Through a telephone call with Chinese President Xi Jinping (習近平) and an in-person meeting with Japanese Prime Minister Shinzo Abe, US President Donald Trump has just completed his first real contact with two of East Asia’s main players — and the world’s two largest economies after the US itself — since he assumed the presidency.

The importance of these engagements goes without saying. However, it is not clear how much China has gained.

During his phone call with Xi, Trump said that the US would “honor our ‘one China’ policy.”

Note the “our,” as the US reserves the right to interpret the policy. The US recognizes “one China,” but only “acknowledges the Chinese position that there is but one China and Taiwan is part of China.”

The Taiwan Relations Act and the “six assurances” mean that the US and Taiwan enjoy a “special state-to-state relationship,” although the “special” nature of this relationship is somewhat different from the “special” relationship Taiwan has with China.

China plunged into a state of anxiety following Trump’s inauguration. During the Lunar New Year holiday, Trump’s daughter Ivanka attended celebrations at the Chinese embassy in Washington. She was invited by Wendi Deng (鄧文迪), former wife of international media magnate Rupert Murdoch, allowing China to claw back a bit of face.

There are also reports that pressure was exerted on US Secretary of State Rex Tillerson, resulting in the Trump-Xi call.

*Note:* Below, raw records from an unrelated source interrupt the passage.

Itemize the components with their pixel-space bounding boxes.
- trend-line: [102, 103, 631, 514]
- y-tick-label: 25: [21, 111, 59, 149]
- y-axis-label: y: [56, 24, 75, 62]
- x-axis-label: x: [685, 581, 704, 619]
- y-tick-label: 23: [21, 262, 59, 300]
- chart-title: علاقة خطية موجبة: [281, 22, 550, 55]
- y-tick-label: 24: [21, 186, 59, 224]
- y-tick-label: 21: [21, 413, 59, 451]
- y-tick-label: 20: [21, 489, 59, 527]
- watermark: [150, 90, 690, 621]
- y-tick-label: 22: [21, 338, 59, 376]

Tillerson has, on separate occasions, taken pains to confirm that “the US commitment to Taiwan is both a legal commitment and a moral imperative,” and that the US’ policy on Taiwan is to abide by the “six assurances.”

It seems Tillerson made those statements as a pre-emptive move against any attempt by Beijing to distort what he means by saying “our ‘one China’ policy.”

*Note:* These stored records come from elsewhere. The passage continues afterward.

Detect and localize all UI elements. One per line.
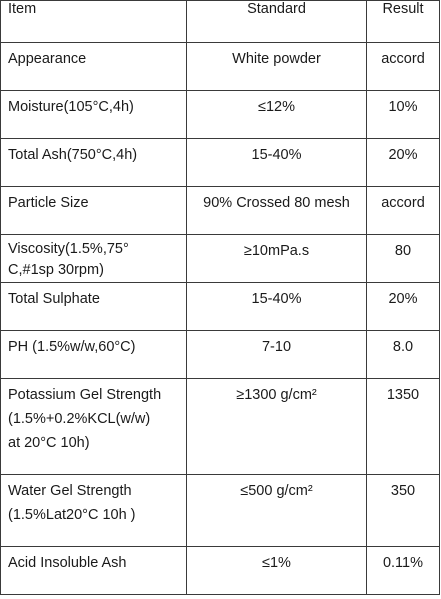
row-standard: 7-10 bbox=[186, 330, 367, 379]
row-item-line: Potassium Gel Strength bbox=[8, 387, 162, 403]
header-standard: Standard bbox=[186, 0, 367, 43]
row-item-line: C,#1sp 30rpm) bbox=[8, 262, 104, 278]
row-result: 10% bbox=[366, 90, 440, 139]
row-item: Water Gel Strength (1.5%Lat20°C 10h ) bbox=[0, 474, 187, 547]
row-result: 350 bbox=[366, 474, 440, 547]
row-item: Total Ash(750°C,4h) bbox=[0, 138, 187, 187]
row-item: Viscosity(1.5%,75° C,#1sp 30rpm) bbox=[0, 234, 187, 283]
header-result: Result bbox=[366, 0, 440, 43]
row-item: Moisture(105°C,4h) bbox=[0, 90, 187, 139]
row-standard: ≤12% bbox=[186, 90, 367, 139]
row-item-line: at 20°C 10h) bbox=[8, 435, 90, 451]
table-header-row: Item Standard Result bbox=[0, 0, 440, 43]
row-standard: ≥10mPa.s bbox=[186, 234, 367, 283]
row-result: 80 bbox=[366, 234, 440, 283]
table-row: Water Gel Strength (1.5%Lat20°C 10h ) ≤50… bbox=[0, 474, 440, 547]
row-item: Acid Insoluble Ash bbox=[0, 546, 187, 595]
row-result: 0.11% bbox=[366, 546, 440, 595]
row-standard: 90% Crossed 80 mesh bbox=[186, 186, 367, 235]
row-result: accord bbox=[366, 42, 440, 91]
row-result: 20% bbox=[366, 282, 440, 331]
row-standard: 15-40% bbox=[186, 138, 367, 187]
row-item: PH (1.5%w/w,60°C) bbox=[0, 330, 187, 379]
row-item: Particle Size bbox=[0, 186, 187, 235]
row-item: Appearance bbox=[0, 42, 187, 91]
row-result: 8.0 bbox=[366, 330, 440, 379]
row-standard: ≥1300 g/cm² bbox=[186, 378, 367, 475]
table-row: Moisture(105°C,4h) ≤12% 10% bbox=[0, 90, 440, 139]
table-row: Particle Size 90% Crossed 80 mesh accord bbox=[0, 186, 440, 235]
row-item-line: (1.5%+0.2%KCL(w/w) bbox=[8, 411, 151, 427]
row-standard: White powder bbox=[186, 42, 367, 91]
row-result: 1350 bbox=[366, 378, 440, 475]
table-row: Total Sulphate 15-40% 20% bbox=[0, 282, 440, 331]
row-item: Total Sulphate bbox=[0, 282, 187, 331]
row-item-line: Water Gel Strength bbox=[8, 483, 132, 499]
table-row: Viscosity(1.5%,75° C,#1sp 30rpm) ≥10mPa.s… bbox=[0, 234, 440, 283]
table-row: Potassium Gel Strength (1.5%+0.2%KCL(w/w)… bbox=[0, 378, 440, 475]
row-result: accord bbox=[366, 186, 440, 235]
header-item: Item bbox=[0, 0, 187, 43]
row-item-line: Viscosity(1.5%,75° bbox=[8, 241, 129, 257]
table-row: Acid Insoluble Ash ≤1% 0.11% bbox=[0, 546, 440, 595]
row-standard: 15-40% bbox=[186, 282, 367, 331]
table-row: Appearance White powder accord bbox=[0, 42, 440, 91]
table-row: Total Ash(750°C,4h) 15-40% 20% bbox=[0, 138, 440, 187]
row-item: Potassium Gel Strength (1.5%+0.2%KCL(w/w)… bbox=[0, 378, 187, 475]
table-row: PH (1.5%w/w,60°C) 7-10 8.0 bbox=[0, 330, 440, 379]
row-standard: ≤1% bbox=[186, 546, 367, 595]
row-standard: ≤500 g/cm² bbox=[186, 474, 367, 547]
row-result: 20% bbox=[366, 138, 440, 187]
row-item-line: (1.5%Lat20°C 10h ) bbox=[8, 507, 136, 523]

Just as China was playing up the Trump-Xi call in the overseas Chinese media and using it to trample on Taiwan, Abe was visiting the US.

Trump not only broke with convention by shaking Abe’s hand, but he also treated him to a warm embrace and, in the official joint statement released following their meeting, affirmed that Article 5 of the US-Japan Treaty of Mutual Cooperation and Security covers the Diaoyutai Islands (釣魚台), known to the Japanese as the Senkaku Islands.

Trump’s encounters with Xi and Abe were different at the most fundamental of levels: The conversation with Xi took place in the ether, while that with Abe was face-to-face and very real.

With the Trump-Xi call, China gained little more than face; it was unable to secure anything substantial concerning Taiwan’s status. However, through Trump’s literal and figurative embrace of Abe, China lost face and any substantial advantage on the Diaoyutai question.

Within a short 24 hours, cold water had been thrown over any patriotic pride gained by the call. China was back to railing against “US imperialism” as a cathartic response to ease its damaged ego.

There is much uncertainty surrounding Trump’s foreign policy direction, yet in his first round of diplomacy between major nations, he has made minor concessions to major rivals and reinforced cooperation with major allies. He has indulged China’s vanity, while gifting Japan something of substance.

This is the correct approach, and hopefully Trump will keep going in this direction, using China’s own tricks against it.

Of course, Taiwan will have its own international strategy, but it must remember that it is a small country, and should bide its time watching how the situation develops. It should not try to rock the boat for the time being.

Paul Lin is a political commentator.